I want to go, yo, with the frantic hen to where, yo, my young son wants her to because that might be the kingdom come. I want to go to the kingdom come because, yo, the littlest angel might be there to cure me, the frantic hen, of my illness. If, yo, the littlest angel cured me, the frantic hen, in the kingdom come then our fairly stupid tale would have a fairly happy ending.
But, before we get to kingdom come where, yo, the littlest angel could cure me, my young son stops reading the fairly stupid fairytale. He stops reading the fairly stupid tale to lay his hands upon me. When he lays his hands upon me, he is more patient than sorrow and I praise him. I praise him and I praise his hands, the palms plump as small buttocks. I praise his hands and their sweat, light as the drizzle glazing the skylight.
The light drizzle glazing the skylight is a hard sugar. My seizing body is hard sugar, too, but when my young son lays his hands upon me, the hard sugar starts to melt. When the hard sugar starts to melt my toes go quiet, like ten small peninsulas. My toes, like ten small peninsulas go quiet, are bathed in dawns smelling of basements and plums.
Smelling of basements and plums, my son’s hands multiply, like loaves and fishes. Like loaves and fishes, they are everywhere on my body. Everywhere on my body, my legs, go quiet, then my back and neck. Even my heart goes quiet. My heart goes quiet, is a genie back in its bottle. When my heart goes quiet and is a genie back in its bottle, the bewitchment ends. When the bewitchment ends, so does the fairly stupid tale and then, the magical enchantment can begin.

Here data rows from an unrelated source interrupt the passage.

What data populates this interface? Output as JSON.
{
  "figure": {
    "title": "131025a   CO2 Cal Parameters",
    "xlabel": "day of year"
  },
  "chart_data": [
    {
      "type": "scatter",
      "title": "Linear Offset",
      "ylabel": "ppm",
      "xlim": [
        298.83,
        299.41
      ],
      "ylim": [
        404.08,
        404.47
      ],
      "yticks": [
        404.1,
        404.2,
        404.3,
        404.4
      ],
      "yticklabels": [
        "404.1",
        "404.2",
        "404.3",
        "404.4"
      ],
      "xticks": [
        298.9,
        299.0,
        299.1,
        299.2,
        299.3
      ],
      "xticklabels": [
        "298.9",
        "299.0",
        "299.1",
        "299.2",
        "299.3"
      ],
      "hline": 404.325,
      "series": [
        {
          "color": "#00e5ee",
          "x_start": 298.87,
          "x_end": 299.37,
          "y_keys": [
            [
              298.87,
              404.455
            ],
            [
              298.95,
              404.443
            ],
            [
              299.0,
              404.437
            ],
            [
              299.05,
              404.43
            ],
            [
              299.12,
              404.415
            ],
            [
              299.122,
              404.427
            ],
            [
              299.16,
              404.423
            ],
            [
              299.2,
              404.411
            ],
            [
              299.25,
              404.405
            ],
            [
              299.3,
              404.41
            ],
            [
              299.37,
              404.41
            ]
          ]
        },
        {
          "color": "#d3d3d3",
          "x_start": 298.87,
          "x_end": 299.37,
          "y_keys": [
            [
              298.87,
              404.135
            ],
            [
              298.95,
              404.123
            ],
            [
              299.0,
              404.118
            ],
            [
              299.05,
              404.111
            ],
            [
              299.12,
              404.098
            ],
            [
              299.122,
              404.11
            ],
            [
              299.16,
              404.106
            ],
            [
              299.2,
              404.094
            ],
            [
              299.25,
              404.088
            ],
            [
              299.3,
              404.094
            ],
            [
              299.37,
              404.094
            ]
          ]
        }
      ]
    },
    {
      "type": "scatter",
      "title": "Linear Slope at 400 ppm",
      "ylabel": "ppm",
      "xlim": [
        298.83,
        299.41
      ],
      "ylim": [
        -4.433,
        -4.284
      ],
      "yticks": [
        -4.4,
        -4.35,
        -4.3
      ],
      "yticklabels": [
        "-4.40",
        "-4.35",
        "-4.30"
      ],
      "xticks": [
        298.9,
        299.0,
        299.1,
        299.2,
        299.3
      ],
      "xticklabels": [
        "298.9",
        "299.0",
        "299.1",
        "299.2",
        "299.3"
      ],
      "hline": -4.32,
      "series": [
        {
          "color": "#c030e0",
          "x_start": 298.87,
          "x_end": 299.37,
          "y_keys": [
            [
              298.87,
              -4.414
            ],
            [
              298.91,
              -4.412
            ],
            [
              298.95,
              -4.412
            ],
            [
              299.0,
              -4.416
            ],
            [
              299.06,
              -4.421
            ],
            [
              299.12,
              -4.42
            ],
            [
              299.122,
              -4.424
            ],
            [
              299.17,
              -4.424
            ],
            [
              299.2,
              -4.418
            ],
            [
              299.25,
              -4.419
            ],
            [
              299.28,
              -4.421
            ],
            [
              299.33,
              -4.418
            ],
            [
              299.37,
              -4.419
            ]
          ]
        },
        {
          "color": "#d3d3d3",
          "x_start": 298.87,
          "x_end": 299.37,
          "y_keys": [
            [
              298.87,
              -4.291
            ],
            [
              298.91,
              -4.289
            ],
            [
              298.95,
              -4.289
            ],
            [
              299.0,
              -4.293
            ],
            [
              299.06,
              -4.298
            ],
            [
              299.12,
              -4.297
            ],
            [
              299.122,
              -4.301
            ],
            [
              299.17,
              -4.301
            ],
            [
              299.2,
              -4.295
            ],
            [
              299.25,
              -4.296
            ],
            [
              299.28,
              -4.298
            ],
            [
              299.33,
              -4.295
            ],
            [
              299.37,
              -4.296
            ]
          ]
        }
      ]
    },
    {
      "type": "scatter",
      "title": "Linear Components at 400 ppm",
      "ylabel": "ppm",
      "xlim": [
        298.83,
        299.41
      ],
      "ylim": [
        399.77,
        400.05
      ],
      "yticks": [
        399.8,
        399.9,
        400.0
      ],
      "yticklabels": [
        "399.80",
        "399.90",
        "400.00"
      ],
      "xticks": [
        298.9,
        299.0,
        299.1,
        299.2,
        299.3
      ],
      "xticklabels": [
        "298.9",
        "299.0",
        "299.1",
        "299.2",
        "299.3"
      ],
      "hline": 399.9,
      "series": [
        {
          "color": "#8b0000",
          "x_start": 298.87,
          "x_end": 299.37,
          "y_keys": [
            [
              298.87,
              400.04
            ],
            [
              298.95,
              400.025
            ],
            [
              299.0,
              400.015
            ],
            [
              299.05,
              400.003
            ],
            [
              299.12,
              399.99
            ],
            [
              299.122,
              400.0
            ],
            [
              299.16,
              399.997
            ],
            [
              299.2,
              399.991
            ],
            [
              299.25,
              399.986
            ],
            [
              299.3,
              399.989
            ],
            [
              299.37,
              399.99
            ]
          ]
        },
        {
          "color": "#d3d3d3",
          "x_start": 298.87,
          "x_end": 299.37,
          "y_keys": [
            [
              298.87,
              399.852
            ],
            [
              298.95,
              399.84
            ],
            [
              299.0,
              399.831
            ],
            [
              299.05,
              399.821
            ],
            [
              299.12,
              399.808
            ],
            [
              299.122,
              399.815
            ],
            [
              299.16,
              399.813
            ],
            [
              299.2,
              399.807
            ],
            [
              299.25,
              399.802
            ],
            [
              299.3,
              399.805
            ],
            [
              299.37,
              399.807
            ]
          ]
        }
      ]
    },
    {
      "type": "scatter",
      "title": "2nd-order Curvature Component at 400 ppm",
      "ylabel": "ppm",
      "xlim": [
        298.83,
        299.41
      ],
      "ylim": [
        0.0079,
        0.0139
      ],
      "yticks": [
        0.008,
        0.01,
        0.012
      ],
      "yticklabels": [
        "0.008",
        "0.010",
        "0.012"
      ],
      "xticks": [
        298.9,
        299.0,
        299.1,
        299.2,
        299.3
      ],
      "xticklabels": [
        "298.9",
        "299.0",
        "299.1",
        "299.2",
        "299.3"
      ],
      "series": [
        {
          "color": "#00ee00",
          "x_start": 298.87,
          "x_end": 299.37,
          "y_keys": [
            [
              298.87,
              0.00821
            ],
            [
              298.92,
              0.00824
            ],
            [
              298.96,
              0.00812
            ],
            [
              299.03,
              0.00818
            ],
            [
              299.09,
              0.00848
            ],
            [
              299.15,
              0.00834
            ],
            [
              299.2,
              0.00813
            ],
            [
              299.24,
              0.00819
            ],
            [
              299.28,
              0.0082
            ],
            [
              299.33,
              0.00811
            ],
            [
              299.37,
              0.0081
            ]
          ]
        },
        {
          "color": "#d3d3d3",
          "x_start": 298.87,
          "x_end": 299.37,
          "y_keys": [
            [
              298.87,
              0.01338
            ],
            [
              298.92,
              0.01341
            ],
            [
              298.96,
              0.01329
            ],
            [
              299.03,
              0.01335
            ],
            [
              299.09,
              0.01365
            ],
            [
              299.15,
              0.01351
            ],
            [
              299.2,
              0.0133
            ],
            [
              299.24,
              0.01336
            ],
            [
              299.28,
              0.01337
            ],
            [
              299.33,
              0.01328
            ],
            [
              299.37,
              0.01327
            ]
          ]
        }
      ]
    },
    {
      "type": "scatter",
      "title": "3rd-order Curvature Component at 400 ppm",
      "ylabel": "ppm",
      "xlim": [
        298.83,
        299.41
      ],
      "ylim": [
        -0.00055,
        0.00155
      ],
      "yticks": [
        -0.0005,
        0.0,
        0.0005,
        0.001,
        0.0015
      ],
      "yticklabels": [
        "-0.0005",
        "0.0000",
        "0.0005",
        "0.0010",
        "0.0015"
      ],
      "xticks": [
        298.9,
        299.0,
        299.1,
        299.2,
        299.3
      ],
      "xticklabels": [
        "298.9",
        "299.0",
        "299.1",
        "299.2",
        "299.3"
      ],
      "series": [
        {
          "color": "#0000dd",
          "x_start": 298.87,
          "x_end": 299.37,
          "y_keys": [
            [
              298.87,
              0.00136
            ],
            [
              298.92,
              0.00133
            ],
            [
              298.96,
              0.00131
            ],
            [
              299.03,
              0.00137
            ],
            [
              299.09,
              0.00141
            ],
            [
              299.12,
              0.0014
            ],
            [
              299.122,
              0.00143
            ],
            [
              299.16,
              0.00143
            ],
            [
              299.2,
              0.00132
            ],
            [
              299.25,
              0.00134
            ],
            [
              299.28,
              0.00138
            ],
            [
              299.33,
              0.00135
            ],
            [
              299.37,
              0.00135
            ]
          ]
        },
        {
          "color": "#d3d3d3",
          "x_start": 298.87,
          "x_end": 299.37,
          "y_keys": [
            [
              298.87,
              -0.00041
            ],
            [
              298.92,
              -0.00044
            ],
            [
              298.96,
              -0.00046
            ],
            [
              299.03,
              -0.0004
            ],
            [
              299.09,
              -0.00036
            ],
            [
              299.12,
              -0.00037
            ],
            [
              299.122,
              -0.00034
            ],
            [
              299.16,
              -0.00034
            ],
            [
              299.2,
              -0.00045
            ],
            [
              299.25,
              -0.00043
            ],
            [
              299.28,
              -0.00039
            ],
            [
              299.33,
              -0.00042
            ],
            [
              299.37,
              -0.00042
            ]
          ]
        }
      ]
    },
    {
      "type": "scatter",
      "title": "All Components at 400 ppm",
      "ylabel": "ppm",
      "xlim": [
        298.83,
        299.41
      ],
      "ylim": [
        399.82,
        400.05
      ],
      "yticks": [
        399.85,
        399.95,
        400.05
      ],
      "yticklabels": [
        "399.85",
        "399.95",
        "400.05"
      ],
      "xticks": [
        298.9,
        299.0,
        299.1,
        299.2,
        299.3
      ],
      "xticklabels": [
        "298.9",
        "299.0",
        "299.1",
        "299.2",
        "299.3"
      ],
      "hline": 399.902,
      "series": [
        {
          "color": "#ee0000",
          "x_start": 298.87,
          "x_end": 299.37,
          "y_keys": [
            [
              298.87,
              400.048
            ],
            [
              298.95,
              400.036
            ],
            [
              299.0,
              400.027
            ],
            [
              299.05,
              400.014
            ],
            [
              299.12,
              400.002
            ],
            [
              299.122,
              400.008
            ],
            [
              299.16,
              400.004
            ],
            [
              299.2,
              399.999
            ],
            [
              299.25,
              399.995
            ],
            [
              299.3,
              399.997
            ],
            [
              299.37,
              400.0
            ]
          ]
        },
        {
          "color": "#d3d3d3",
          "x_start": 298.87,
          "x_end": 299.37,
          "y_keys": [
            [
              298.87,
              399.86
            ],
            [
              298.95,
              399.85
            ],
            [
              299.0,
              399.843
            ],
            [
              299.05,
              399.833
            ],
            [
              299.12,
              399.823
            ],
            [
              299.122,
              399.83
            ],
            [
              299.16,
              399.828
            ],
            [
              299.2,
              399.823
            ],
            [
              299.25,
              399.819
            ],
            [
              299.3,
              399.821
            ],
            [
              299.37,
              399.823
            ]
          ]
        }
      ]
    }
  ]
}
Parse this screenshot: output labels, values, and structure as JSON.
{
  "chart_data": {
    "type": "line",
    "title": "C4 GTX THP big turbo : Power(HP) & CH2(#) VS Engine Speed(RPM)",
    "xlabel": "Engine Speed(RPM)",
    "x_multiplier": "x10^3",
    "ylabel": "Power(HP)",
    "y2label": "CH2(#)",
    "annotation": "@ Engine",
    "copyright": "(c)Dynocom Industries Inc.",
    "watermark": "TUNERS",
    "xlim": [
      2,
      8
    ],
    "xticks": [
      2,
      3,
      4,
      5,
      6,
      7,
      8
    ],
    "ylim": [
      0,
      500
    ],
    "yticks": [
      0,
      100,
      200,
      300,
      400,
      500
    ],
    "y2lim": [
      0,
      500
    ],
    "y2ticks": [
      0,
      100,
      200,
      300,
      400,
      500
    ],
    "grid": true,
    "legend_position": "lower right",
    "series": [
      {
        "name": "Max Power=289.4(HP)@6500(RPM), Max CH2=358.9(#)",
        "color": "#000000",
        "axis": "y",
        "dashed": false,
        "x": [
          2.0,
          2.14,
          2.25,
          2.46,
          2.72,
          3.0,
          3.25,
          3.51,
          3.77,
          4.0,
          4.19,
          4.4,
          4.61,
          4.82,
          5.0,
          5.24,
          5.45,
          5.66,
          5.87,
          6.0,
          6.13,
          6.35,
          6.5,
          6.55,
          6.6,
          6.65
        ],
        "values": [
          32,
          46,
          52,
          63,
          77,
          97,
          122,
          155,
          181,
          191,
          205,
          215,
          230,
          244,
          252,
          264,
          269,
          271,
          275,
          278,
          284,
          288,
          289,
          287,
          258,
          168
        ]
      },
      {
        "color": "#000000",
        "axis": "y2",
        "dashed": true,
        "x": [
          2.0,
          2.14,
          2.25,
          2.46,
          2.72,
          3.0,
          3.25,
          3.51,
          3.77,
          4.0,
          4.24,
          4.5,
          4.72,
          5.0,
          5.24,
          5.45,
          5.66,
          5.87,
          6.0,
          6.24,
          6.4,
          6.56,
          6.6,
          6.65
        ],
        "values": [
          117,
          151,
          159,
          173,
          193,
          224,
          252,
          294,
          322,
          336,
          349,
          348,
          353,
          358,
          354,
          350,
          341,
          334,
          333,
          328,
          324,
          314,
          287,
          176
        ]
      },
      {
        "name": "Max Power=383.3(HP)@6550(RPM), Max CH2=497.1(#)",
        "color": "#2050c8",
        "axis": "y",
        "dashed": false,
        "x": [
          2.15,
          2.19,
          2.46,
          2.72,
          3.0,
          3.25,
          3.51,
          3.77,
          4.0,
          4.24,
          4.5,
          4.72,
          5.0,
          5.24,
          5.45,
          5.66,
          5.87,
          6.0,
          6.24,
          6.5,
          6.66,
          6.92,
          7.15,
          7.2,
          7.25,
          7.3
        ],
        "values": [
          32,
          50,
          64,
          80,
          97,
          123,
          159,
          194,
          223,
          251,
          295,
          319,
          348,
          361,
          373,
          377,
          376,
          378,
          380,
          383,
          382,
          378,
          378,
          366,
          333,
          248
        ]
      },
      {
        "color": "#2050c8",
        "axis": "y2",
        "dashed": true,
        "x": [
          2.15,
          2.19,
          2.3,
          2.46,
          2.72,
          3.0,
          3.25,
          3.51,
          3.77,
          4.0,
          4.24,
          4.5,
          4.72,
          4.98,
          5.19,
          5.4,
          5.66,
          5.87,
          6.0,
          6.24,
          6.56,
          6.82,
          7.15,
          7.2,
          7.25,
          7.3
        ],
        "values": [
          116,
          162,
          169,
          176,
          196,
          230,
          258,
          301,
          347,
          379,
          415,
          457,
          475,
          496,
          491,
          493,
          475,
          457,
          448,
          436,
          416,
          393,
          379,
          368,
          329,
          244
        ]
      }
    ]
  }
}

When the magical enchantment begins, I get up off the floor, brush crumbs and fish scales off my apron and bow slightly before my young son. I praise him, then go back to slicing potatoes for the kale soup. Yes, I praise him and I praise the kale soup, but I do not praise God. I praise his likeness, here in my kitchen, my kingdom come, happy that this kingdom come has a fairly happy ending.